Ad oggi, però, la realtà è quella di “quota 100.” E molti giovani, facendo qualche calcolo, si sono accorti che andranno in pensione da molto vecchi, mentre i loro assegni saranno assai limitati. Ecco perché alcuni di loro si affidano ai famigerati fondi pensione. In questi casi non si sa mai come muoversi, c’è molta disinformazione e la fregatura aspetta sempre dietro l’angolo.

Ho così chiesto a Ghiselli cosa potremmo fare. “Se vogliono integrare le proprie future pensioni in un mercato del lavoro così debole,” mi dice, “il mio consiglio è quello di affidarsi ai fondi pensione chiusi, che sono una sicurezza. Questi fondi sono legati al contratto collettivo di lavoro e a ogni settore spetta il suo fondo. Altro discorso va fatto invece per quelli aperti, destinati sia a lavoratori dipendenti che ad autonomi: può essere un rischio investire soldi in quel modo.”
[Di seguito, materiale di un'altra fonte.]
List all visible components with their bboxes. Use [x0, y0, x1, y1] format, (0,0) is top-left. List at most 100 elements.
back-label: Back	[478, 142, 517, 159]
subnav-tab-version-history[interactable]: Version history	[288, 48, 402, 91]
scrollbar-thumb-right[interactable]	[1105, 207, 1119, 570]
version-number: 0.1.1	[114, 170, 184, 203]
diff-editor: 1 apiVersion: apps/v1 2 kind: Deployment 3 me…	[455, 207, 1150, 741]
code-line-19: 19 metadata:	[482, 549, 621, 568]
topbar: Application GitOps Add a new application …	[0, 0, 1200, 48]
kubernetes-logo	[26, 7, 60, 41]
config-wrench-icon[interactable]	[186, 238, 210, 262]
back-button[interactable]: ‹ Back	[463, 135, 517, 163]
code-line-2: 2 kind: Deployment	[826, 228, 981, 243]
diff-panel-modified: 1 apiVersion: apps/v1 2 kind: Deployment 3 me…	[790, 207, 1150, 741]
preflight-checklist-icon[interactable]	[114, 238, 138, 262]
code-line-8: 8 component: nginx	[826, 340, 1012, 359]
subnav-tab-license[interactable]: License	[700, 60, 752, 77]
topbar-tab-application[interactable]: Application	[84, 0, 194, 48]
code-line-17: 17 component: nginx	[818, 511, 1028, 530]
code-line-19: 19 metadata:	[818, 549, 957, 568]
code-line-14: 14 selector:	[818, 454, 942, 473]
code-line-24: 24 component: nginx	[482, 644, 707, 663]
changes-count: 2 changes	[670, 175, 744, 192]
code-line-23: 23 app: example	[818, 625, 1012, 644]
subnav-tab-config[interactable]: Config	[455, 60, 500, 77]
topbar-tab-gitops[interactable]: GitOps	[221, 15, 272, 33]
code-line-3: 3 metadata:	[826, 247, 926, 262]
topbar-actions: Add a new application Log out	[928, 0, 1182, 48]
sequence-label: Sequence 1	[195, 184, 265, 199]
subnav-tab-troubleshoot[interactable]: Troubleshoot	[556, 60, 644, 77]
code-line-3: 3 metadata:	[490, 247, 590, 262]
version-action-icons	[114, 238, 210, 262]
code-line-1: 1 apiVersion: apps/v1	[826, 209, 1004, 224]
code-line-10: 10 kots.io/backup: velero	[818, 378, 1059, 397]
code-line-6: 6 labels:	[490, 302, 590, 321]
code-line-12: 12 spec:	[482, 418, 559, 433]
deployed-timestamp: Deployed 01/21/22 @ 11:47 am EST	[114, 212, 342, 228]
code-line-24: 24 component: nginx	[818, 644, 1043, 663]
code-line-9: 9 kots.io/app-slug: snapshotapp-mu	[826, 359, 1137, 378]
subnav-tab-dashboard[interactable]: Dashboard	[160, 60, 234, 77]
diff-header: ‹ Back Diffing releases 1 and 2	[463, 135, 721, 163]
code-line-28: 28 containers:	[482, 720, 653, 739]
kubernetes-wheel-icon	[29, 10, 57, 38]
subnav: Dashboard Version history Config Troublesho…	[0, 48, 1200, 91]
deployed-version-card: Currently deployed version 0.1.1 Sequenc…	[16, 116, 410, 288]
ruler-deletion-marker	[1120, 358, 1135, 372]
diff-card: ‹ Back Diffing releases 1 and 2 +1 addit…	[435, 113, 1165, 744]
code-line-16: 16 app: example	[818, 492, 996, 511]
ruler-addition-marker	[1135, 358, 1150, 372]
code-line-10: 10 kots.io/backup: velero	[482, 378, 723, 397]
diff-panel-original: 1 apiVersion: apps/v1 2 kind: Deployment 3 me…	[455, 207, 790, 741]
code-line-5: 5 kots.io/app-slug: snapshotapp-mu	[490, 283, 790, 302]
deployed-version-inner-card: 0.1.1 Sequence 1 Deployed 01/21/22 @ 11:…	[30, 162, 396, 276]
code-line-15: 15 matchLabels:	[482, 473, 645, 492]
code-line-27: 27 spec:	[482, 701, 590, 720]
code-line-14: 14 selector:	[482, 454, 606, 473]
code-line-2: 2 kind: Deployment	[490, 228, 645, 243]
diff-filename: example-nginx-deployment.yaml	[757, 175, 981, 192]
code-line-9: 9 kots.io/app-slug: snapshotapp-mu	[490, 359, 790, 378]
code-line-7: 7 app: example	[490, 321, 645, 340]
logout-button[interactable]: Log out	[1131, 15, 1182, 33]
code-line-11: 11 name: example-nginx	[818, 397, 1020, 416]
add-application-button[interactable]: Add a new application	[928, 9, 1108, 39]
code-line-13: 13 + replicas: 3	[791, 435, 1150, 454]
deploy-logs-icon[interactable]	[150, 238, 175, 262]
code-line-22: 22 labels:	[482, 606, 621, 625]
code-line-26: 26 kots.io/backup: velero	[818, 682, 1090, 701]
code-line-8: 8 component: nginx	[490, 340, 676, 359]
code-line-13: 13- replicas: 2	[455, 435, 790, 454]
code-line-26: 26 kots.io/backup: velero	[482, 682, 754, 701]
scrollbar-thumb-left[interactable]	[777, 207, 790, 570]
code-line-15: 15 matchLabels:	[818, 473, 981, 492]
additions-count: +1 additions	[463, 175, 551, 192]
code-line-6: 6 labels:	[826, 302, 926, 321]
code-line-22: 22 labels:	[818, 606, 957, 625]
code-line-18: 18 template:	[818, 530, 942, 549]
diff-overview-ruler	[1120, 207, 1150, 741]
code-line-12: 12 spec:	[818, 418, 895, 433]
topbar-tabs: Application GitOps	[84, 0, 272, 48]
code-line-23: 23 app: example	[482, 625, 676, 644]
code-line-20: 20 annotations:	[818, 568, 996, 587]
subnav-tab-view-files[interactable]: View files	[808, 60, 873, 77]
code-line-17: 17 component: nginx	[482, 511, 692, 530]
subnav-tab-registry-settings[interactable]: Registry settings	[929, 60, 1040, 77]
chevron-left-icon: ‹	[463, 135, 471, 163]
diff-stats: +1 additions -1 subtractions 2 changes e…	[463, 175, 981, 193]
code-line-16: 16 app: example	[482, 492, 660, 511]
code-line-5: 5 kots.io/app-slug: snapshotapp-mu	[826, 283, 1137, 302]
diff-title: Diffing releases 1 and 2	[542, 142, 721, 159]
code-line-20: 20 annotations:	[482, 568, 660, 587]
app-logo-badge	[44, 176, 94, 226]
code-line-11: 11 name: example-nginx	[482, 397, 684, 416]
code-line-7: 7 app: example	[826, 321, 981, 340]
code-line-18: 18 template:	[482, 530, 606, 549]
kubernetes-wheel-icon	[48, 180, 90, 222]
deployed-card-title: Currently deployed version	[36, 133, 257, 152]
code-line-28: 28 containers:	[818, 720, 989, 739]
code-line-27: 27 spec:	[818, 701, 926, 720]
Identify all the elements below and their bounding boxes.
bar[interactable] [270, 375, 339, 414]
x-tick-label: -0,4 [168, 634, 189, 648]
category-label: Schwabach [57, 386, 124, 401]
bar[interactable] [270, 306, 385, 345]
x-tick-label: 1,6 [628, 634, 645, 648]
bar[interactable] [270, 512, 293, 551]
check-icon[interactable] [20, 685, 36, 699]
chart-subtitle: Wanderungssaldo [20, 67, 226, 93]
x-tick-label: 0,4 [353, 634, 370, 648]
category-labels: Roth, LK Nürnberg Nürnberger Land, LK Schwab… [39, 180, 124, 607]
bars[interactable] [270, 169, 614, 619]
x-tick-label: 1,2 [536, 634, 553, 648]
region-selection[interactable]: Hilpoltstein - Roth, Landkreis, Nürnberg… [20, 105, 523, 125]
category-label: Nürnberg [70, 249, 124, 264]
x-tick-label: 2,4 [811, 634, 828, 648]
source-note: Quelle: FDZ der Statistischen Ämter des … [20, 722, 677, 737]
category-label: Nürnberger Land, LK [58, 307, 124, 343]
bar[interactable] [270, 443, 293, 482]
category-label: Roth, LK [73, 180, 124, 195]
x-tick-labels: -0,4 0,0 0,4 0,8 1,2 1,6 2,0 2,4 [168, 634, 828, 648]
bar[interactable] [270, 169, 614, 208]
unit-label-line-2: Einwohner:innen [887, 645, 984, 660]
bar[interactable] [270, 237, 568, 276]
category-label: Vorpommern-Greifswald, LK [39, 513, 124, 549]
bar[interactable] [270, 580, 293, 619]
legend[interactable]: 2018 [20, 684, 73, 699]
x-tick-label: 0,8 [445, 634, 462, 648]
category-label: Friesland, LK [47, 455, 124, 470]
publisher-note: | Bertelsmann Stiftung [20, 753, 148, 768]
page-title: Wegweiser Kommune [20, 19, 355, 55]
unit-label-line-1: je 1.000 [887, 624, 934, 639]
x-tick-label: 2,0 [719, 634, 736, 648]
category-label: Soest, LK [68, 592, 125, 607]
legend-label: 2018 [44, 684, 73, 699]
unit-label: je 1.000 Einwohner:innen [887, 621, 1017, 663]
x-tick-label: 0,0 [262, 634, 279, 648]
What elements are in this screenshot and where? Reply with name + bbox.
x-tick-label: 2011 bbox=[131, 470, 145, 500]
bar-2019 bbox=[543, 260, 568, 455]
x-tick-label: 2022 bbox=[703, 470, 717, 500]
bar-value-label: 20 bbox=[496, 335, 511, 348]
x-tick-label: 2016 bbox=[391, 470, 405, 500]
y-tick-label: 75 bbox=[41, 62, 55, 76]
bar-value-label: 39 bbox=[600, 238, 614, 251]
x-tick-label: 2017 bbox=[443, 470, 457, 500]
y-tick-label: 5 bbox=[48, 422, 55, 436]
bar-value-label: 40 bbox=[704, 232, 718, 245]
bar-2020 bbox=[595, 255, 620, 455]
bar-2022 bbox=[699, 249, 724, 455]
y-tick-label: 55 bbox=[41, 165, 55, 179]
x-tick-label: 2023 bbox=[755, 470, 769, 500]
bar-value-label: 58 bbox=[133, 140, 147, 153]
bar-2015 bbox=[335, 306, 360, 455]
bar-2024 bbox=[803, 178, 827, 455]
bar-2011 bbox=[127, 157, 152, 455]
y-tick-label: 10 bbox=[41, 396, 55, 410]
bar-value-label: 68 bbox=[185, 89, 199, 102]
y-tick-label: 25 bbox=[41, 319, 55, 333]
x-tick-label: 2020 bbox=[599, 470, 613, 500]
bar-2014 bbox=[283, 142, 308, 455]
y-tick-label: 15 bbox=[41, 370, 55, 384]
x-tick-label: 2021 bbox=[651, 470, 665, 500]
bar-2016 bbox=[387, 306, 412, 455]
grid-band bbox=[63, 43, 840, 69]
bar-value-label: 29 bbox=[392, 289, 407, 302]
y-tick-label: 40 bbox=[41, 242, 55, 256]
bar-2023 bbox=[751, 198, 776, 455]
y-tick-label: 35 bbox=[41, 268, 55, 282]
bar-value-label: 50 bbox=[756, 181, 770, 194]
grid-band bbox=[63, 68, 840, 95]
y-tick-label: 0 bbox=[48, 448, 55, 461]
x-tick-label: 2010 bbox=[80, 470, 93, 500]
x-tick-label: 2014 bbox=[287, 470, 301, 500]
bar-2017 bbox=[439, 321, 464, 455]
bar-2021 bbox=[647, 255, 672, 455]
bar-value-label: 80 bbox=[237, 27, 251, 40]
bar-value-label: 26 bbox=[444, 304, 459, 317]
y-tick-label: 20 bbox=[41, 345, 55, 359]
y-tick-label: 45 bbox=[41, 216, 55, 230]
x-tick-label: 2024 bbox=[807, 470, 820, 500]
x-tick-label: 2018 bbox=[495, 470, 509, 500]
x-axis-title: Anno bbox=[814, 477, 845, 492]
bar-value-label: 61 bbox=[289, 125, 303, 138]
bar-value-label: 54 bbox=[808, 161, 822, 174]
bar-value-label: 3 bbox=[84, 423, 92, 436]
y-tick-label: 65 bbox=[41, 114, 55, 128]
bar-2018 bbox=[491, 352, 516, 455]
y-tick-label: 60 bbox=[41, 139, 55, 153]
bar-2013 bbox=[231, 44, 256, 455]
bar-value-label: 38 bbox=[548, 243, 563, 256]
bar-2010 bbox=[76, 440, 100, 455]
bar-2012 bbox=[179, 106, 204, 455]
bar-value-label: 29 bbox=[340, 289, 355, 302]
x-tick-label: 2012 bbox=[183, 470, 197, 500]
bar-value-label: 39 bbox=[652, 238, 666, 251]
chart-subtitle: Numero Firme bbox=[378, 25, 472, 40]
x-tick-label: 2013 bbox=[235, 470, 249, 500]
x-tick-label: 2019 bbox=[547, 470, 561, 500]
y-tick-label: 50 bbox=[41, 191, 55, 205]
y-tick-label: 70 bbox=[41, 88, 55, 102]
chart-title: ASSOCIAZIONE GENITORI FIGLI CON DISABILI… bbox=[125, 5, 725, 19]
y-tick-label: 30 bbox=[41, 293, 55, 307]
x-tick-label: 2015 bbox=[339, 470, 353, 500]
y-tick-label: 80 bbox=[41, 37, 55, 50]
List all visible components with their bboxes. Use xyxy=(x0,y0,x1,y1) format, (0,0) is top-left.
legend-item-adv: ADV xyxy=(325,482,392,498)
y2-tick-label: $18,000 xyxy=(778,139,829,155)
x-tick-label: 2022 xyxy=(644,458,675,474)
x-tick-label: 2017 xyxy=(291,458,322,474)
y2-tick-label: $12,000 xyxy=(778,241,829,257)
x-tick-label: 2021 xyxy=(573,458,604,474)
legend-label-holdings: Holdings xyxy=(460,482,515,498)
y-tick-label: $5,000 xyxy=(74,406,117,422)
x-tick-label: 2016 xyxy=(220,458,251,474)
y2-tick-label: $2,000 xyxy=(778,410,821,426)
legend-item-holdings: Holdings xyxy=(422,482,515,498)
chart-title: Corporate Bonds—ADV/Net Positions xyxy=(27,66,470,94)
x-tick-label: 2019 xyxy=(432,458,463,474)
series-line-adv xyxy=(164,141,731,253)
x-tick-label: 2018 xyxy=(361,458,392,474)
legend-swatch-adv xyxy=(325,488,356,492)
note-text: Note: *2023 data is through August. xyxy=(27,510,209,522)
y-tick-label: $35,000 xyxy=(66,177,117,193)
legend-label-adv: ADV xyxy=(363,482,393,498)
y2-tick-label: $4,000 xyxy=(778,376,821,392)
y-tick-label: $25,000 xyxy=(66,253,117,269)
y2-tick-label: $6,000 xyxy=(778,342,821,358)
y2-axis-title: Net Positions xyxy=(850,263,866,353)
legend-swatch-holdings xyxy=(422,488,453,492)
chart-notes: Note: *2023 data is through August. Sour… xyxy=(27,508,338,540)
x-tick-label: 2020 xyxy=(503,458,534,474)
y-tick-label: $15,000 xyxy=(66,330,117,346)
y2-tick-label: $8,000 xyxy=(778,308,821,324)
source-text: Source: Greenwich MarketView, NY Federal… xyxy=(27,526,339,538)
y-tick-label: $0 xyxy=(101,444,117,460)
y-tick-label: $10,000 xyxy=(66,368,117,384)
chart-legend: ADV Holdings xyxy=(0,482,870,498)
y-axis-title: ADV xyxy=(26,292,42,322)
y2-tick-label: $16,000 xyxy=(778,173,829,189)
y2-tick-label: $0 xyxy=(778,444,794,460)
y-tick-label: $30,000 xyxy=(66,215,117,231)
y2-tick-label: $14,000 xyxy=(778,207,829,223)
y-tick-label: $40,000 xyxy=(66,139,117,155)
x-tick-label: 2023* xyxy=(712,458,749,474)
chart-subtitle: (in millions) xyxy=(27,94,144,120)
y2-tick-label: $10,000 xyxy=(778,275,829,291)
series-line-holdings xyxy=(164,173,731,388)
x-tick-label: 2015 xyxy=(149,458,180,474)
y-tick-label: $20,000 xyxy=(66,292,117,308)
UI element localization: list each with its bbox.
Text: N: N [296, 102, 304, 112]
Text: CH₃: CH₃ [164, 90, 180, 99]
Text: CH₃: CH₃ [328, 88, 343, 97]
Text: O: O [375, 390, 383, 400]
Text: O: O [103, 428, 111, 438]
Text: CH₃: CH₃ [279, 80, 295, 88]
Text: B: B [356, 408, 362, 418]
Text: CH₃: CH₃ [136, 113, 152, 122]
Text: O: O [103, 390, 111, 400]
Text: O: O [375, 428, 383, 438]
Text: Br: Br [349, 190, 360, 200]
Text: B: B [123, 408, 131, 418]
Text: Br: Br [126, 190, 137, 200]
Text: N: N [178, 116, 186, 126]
Agli occhi di un trentenne, insomma, il nuovo decreto legge del governo gialloverde non ha davvero nulla di attraente: nessuno stimolo per il mercato del lavoro; nessuna riforma radicale del sistema pensionistico che tenga conto della realtà del sistema lavorativo italiano; solo tanta, tanta propaganda. E siamo solo all’inizio dell’anno.